2642. 设计可以求最短路径的图类

题目描述

给你一个有 n 个节点的 有向带权 图，节点编号为 0 到 n - 1 。图中的初始边用数组 edges 表示，其中 edges[i] = [from_i, to_i, edgeCost_i] 表示从 from_i 到 to_i 有一条代价为 edgeCost_i 的边。

请你实现一个 Graph 类：

Graph(int n, int[][] edges) 初始化图有 n 个节点，并输入初始边。
addEdge(int[] edge) 向边集中添加一条边，其中 edge = [from, to, edgeCost] 。数据保证添加这条边之前对应的两个节点之间没有有向边。
int shortestPath(int node1, int node2) 返回从节点 node1 到 node2 的路径最小代价。如果路径不存在，返回 -1 。一条路径的代价是路径中所有边代价之和。

示例 1：

输入：
["Graph", "shortestPath", "shortestPath", "addEdge", "shortestPath"]
[[4, [[0, 2, 5], [0, 1, 2], [1, 2, 1], [3, 0, 3]]], [3, 2], [0, 3], [[1, 3, 4]], [0, 3]]
输出：
[null, 6, -1, null, 6]

解释：
Graph g = new Graph(4, [[0, 2, 5], [0, 1, 2], [1, 2, 1], [3, 0, 3]]);
g.shortestPath(3, 2); // 返回 6 。从 3 到 2 的最短路径如第一幅图所示：3 -> 0 -> 1 -> 2 ，总代价为 3 + 2 + 1 = 6 。
g.shortestPath(0, 3); // 返回 -1 。没有从 0 到 3 的路径。
g.addEdge([1, 3, 4]); // 添加一条节点 1 到节点 3 的边，得到第二幅图。
g.shortestPath(0, 3); // 返回 6 。
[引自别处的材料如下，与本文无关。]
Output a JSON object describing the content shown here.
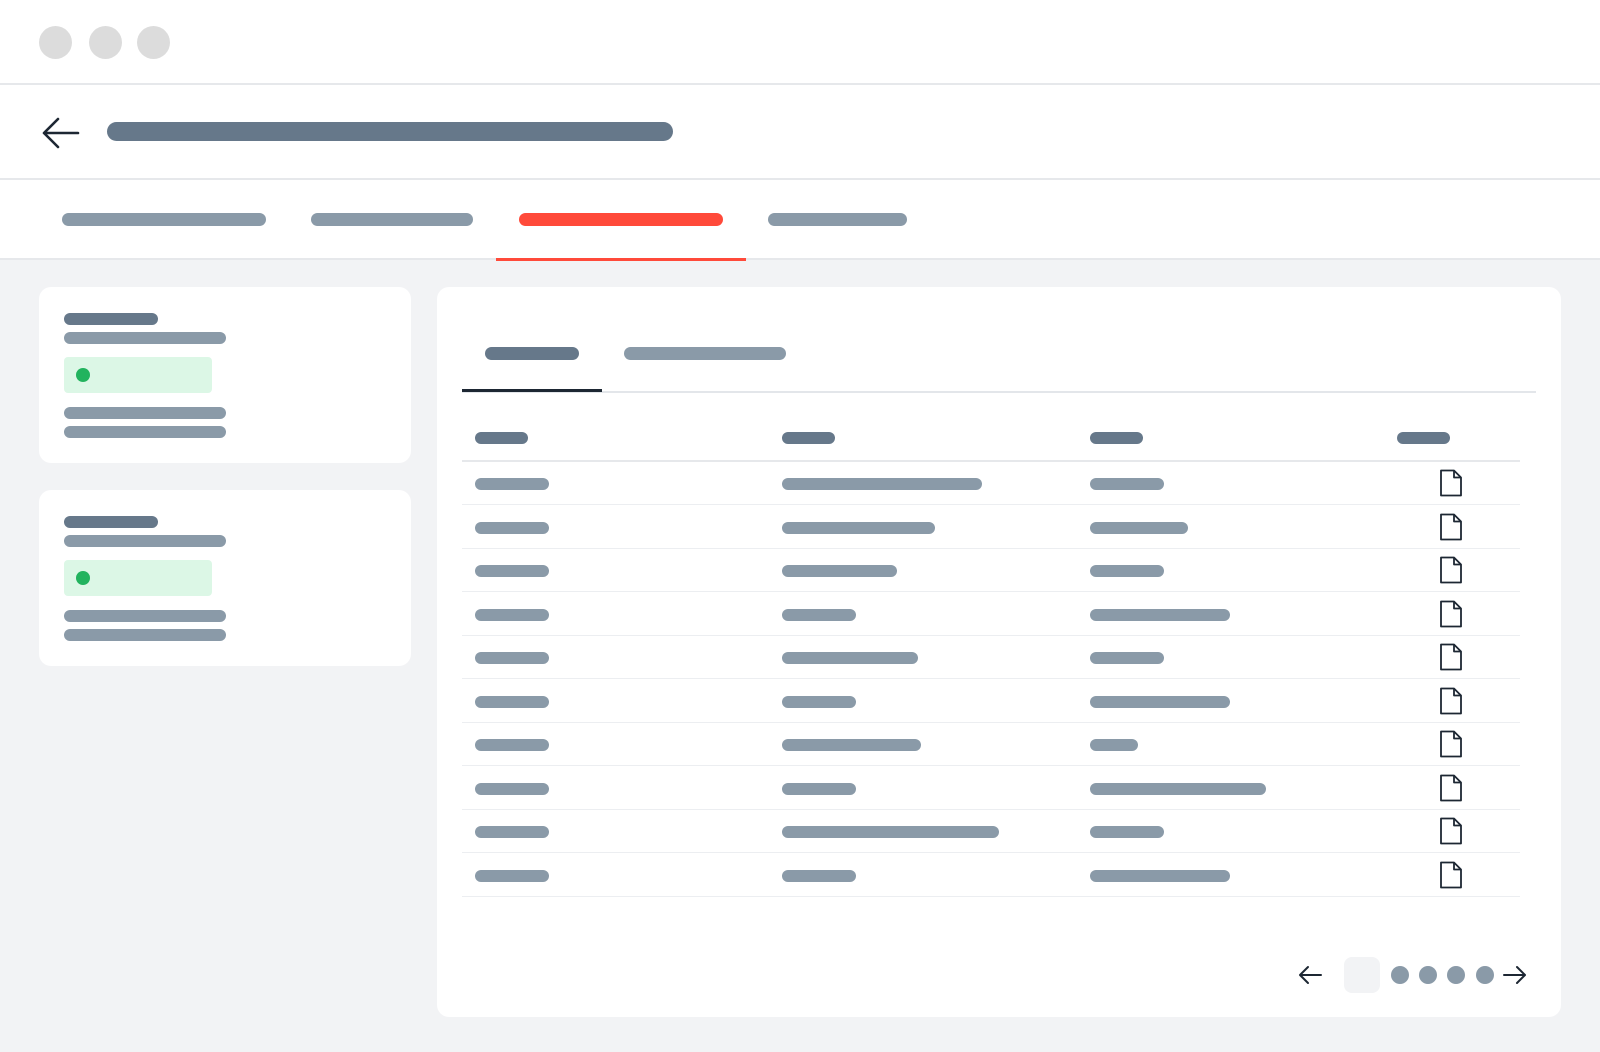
{
  "window": {
    "controls": [
      "window-dot",
      "window-dot",
      "window-dot"
    ]
  },
  "header": {
    "back_icon": "arrow-left-icon",
    "title_placeholder": "redacted-title"
  },
  "tabs": {
    "count": 4,
    "active_index": 2,
    "active_color": "#ff4a3a"
  },
  "cards": [
    {
      "status_color": "#22b35e",
      "status_bg": "#dcf7e6"
    },
    {
      "status_color": "#22b35e",
      "status_bg": "#dcf7e6"
    }
  ],
  "panel": {
    "subtabs_count": 2,
    "active_subtab_index": 0,
    "table": {
      "columns": 4,
      "rows": 10,
      "row_icon": "document-icon"
    },
    "pagination": {
      "prev_icon": "arrow-left-icon",
      "next_icon": "arrow-right-icon",
      "current_page": 1,
      "pages": 5
    }
  },
  "colors": {
    "text_placeholder_dark": "#66788a",
    "text_placeholder_light": "#8a9aa8",
    "background": "#f2f3f5"
  }
}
从 0 到 3 的最短路径为 0 -> 1 -> 3 ，总代价为 2 + 4 = 6 。

提示：

1 <= n <= 100
0 <= edges.length <= n * (n - 1)
edges[i].length == edge.length == 3
0 <= from_i, to_i, from, to, node1, node2 <= n - 1
1 <= edgeCost_i, edgeCost <= 10⁶
图中任何时候都不会有重边和自环。
调用 addEdge 至多 100 次。
调用 shortestPath 至多 100 次。

解法

方法一：Dijsktra 算法

在初始化函数中，我们先用邻接矩阵 $g$ 存储图的边权，其中 $g_{ij}$ 表示从节点 $i$ 到节点 $j$ 的边权，如果 $i$ 和 $j$ 之间没有边，则 $g_{ij}$ 的值为 $\infty$。
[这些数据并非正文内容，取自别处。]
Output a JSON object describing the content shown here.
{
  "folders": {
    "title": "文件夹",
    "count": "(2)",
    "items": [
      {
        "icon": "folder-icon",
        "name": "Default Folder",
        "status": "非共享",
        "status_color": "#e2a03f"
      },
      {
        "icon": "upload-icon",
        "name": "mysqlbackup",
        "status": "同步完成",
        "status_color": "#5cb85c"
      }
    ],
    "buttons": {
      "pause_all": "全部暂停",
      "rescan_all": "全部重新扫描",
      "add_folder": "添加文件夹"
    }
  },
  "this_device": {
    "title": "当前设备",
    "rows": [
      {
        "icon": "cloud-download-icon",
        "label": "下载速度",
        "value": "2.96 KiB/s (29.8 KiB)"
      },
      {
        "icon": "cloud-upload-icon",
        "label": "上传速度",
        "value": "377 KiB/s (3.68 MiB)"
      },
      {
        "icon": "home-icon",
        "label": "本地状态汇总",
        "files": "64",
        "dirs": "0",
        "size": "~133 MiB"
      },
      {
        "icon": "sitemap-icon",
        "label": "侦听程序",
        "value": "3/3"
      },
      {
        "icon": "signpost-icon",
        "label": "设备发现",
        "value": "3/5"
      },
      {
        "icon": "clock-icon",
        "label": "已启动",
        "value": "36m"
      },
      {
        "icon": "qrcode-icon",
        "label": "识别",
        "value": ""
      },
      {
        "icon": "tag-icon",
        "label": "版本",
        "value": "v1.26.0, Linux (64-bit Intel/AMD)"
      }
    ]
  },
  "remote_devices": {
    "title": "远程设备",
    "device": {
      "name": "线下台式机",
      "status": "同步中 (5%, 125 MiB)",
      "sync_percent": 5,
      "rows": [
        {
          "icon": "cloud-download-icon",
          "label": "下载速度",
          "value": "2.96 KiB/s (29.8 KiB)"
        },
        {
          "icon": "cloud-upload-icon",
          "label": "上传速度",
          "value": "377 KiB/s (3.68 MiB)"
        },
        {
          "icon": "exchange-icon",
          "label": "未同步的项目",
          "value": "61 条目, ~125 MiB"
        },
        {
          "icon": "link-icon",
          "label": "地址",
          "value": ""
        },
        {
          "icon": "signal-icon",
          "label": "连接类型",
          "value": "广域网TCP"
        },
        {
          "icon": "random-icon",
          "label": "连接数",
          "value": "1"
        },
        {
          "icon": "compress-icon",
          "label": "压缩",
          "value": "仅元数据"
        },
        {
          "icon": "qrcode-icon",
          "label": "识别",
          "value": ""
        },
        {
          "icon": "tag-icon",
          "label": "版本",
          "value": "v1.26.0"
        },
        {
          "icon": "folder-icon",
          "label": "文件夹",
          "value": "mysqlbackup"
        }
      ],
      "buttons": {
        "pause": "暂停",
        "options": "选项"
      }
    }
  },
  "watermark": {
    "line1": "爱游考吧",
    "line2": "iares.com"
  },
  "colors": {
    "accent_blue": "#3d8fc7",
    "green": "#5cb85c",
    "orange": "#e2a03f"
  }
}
在 addEdge 函数中，我们更新 $g_{ij}$ 的值为 $edge[2]$。

在 shortestPath 函数中，我们使用 Dijsktra 算法求从节点 $node1$ 到节点 $node2$ 的最短路径，其中 $dist[i]$ 表示从节点 $node1$ 到节点 $i$ 的最短路径，$vis[i]$ 表示节点 $i$ 是否已经被访问过。我们初始化 $dist[node1]$ 为 $0$，其余的 $dist[i]$ 均为 $\infty$。然后我们遍历 $n$ 次，每次找到当前未被访问过的节点 $t$，使得 $dist[t]$ 最小。然后我们将节点 $t$ 标记为已访问，然后更新 $dist[i]$ 的值为 $min(dist[i], dist[t] + g_{ti})$。最后我们返回 $dist[node2]$，如果 $dist[node2]$ 为 $\infty$，则说明从节点 $node1$ 到节点 $node2$ 不存在路径，返回 $-1$。

时间复杂度 $O(n^2 \times q)$，空间复杂度 $O(n^2)$。其中 $n$ 为节点数，而 $q$ 为 shortestPath 函数的调用次数。

Python3JavaC++GoTypeScriptC#

class Graph:
    def __init__(self, n: int, edges: List[List[int]]):
        self.n = n
        self.g = [[inf] * n for _ in range(n)]
        for f, t, c in edges:
            self.g[f][t] = c

    def addEdge(self, edge: List[int]) -> None:
        f, t, c = edge
        self.g[f][t] = c

    def shortestPath(self, node1: int, node2: int) -> int:
        dist = [inf] * self.n
        dist[node1] = 0
        vis = [False] * self.n
        for _ in range(self.n):
            t = -1
            for j in range(self.n):
                if not vis[j] and (t == -1 or dist[t] > dist[j]):
                    t = j
            vis[t] = True
            for j in range(self.n):
                dist[j] = min(dist[j], dist[t] + self.g[t][j])
        return -1 if dist[node2] == inf else dist[node2]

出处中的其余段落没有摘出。